Jacek Smolicki

sonicIllustration 1: Stockholm, March 2016. Jacek Smolicki/Private archive
Jacek Smolicki is a cross-media practitioner currently working as a researcher at the School of Arts and Communication / Malmö University where he is a member of the Living Archives Research project. He has been actively exhibiting and presenting his works internationally (e.g. Madrid, Moscow, Helsinki, Stockholm, San Francisco). His projects include such forms as interactive installations, sous-veillance art, soundwalks, site-specific memorial art, immersive soundscapes and performances (more on www.smolicki.com). Since 2008 Smolicki has been committed to a set of documentary practices utilizing various recording techniques to construct a multi-faceted record of contemporary everyday life (www.on-going.net). One of such practices is a record of one minute of sound of public spaces performed every day, ever since July 2010.

 

“Archival Ragpicking – On the act and art of personal archiving in the age of total capture” – A Talk

Technologies of today allow us to capture and store all kinds of information about our everyday lives regardless the time and space; on a 24/7 basis. With every new app, social media service and life-logging gadget that enters our techno-cultural horizon, the range of archival modes into which we are getting ever closely entangled keeps expanding. Whether we want or not, voluntarily and involuntarily, we have all become subject to a number of data aggregation algorithms that yield both structured data repositories and unstructured data exhaust. Among many questions that arise from this picture one of a particular interest here is about an agency in curating our memory practices, constructing personal legacy and a prospect of its broader cultural significance.

Sonic Flâneurie – A Workshop

We will speculate on listening as a form of critical practice potential of disrupting the dominance of techno-cultural patterns established by dominant frameworks for experiencing and registering everyday life through visual means. Can a simple act of stopping in the middle of rush hours or drifting away toward and lending an ear to a particular sonic situation be seen as an act of disobedience to the obsession with visual, often uneflective practices of capturing all characterizing our technologically saturated contemporaneity?
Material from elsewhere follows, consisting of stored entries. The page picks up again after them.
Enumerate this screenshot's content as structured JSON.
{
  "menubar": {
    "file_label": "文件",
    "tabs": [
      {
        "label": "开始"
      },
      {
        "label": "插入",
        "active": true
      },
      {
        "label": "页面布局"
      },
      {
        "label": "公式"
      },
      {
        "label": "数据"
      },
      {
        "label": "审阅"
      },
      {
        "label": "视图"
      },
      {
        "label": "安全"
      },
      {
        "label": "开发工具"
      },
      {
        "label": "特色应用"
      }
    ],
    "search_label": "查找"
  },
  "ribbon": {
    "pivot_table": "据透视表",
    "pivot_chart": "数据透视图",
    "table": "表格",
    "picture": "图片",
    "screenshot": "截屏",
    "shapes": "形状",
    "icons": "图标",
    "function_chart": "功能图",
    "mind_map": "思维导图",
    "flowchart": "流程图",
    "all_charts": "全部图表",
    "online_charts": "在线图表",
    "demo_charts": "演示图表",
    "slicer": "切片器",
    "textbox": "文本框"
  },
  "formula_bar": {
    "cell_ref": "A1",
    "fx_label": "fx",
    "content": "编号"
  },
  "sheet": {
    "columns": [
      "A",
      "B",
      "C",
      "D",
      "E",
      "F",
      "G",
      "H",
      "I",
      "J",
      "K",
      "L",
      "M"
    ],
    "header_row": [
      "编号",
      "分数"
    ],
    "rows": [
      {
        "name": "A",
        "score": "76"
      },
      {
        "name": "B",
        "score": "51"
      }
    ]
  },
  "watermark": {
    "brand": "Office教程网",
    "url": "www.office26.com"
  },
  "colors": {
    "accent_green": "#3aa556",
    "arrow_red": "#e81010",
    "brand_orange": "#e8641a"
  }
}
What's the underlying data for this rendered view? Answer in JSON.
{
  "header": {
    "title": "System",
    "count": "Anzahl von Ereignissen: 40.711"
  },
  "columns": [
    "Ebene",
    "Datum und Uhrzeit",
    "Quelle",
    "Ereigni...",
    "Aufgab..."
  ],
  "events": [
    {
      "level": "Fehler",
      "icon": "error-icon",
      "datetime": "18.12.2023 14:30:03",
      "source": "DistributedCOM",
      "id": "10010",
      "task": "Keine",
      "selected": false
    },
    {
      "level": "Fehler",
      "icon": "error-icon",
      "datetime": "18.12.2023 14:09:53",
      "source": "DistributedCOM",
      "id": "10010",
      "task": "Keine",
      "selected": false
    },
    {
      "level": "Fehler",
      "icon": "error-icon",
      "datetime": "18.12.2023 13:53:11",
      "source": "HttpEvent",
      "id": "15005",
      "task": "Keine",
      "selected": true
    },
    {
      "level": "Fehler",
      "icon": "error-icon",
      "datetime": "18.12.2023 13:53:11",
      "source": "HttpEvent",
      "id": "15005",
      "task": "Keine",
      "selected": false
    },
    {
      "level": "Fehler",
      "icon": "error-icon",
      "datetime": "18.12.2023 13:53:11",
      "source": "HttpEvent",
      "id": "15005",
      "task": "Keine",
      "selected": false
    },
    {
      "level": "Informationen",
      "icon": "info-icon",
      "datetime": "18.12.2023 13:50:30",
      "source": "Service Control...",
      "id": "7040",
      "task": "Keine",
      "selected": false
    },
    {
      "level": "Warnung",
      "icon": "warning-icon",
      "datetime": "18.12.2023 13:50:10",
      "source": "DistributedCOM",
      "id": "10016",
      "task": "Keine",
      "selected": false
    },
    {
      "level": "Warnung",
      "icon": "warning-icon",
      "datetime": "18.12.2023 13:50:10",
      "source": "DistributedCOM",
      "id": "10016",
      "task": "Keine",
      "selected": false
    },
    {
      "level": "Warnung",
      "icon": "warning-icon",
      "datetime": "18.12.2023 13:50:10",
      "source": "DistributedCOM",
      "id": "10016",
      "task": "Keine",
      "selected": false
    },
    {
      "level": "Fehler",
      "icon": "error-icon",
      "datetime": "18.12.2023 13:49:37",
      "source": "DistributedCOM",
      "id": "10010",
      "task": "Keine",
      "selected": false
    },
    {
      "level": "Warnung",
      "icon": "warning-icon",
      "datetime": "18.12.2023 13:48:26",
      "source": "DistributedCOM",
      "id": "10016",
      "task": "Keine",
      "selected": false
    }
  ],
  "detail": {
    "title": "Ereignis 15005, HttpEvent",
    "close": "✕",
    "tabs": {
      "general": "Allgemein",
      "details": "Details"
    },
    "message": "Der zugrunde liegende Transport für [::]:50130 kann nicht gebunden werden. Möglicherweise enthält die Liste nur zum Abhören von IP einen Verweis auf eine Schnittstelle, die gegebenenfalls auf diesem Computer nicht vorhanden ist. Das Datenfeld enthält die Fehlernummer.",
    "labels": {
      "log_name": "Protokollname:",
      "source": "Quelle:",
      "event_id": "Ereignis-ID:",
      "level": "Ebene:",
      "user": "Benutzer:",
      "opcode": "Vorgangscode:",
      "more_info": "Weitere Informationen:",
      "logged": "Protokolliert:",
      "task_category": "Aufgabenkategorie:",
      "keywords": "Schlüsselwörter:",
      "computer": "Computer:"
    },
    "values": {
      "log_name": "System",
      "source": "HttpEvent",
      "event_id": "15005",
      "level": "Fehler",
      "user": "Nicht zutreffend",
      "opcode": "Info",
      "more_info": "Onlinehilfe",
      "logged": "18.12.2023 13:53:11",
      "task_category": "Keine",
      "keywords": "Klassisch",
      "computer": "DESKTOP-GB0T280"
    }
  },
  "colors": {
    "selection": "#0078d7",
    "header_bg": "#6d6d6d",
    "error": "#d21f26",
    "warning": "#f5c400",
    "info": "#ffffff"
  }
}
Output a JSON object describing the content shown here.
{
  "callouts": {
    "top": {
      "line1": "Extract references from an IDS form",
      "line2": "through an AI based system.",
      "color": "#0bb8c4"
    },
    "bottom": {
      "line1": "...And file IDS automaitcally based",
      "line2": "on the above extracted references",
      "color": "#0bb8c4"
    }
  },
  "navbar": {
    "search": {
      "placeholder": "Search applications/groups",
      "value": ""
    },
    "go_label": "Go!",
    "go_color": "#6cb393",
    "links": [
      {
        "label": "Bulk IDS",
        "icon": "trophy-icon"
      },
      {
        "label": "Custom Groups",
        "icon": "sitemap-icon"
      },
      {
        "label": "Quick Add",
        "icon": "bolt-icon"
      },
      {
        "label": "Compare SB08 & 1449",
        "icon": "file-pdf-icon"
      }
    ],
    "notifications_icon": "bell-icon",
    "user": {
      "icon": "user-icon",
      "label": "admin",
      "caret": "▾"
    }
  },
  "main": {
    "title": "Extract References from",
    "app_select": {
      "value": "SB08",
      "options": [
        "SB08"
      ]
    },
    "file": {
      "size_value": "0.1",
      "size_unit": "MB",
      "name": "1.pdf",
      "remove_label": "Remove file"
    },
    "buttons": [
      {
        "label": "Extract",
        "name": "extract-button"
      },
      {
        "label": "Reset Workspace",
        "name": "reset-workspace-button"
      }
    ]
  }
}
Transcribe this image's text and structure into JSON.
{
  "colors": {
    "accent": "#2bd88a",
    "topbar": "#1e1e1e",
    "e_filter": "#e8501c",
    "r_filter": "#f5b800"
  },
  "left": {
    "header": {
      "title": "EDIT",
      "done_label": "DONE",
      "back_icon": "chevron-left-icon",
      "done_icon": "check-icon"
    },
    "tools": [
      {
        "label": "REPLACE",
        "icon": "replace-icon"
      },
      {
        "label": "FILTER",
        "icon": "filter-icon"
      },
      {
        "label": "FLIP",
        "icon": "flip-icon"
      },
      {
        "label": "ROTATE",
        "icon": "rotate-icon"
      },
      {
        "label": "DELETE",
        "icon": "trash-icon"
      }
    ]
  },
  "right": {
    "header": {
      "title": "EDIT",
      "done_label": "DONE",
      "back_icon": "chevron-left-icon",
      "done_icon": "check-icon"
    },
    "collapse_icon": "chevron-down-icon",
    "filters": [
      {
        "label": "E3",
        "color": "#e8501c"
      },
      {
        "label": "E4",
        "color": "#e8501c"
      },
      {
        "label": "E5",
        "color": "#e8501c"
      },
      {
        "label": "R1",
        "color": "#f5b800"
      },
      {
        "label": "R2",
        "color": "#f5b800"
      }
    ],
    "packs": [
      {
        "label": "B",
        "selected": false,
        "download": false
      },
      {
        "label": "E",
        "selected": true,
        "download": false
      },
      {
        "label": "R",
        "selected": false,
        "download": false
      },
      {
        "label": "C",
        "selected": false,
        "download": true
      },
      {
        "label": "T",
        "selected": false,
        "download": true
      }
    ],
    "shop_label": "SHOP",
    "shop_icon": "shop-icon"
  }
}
Besides bringing in the practice of field recording as an example of sonic flâneurie, during this session I would also like to propose a practical exercise based on utilizing smartphones (which presumably most of the attendees will be equipped with) as listening devices and sound recorders. We will embark on a journey to sonically map the everyday life of Oslo (Participants might obviously bring more professional audio recorders). However, the technological devices and the resulting sonic repository should not be seen as the end in itself. Smartphones (approached as sound recorders) should be rather seen as motivational devices facilitating the act of listening as such. Thus, it is still fine if there is no record resulting from the exploration. A set of written thoughts, graphs or drawings describing the experienced sonosphere can also form an account. Before taking to the streets of Oslo, a short workshop will be held during which various conducts of listening and recording (what one can pay attention to and how to record it) might be discussed.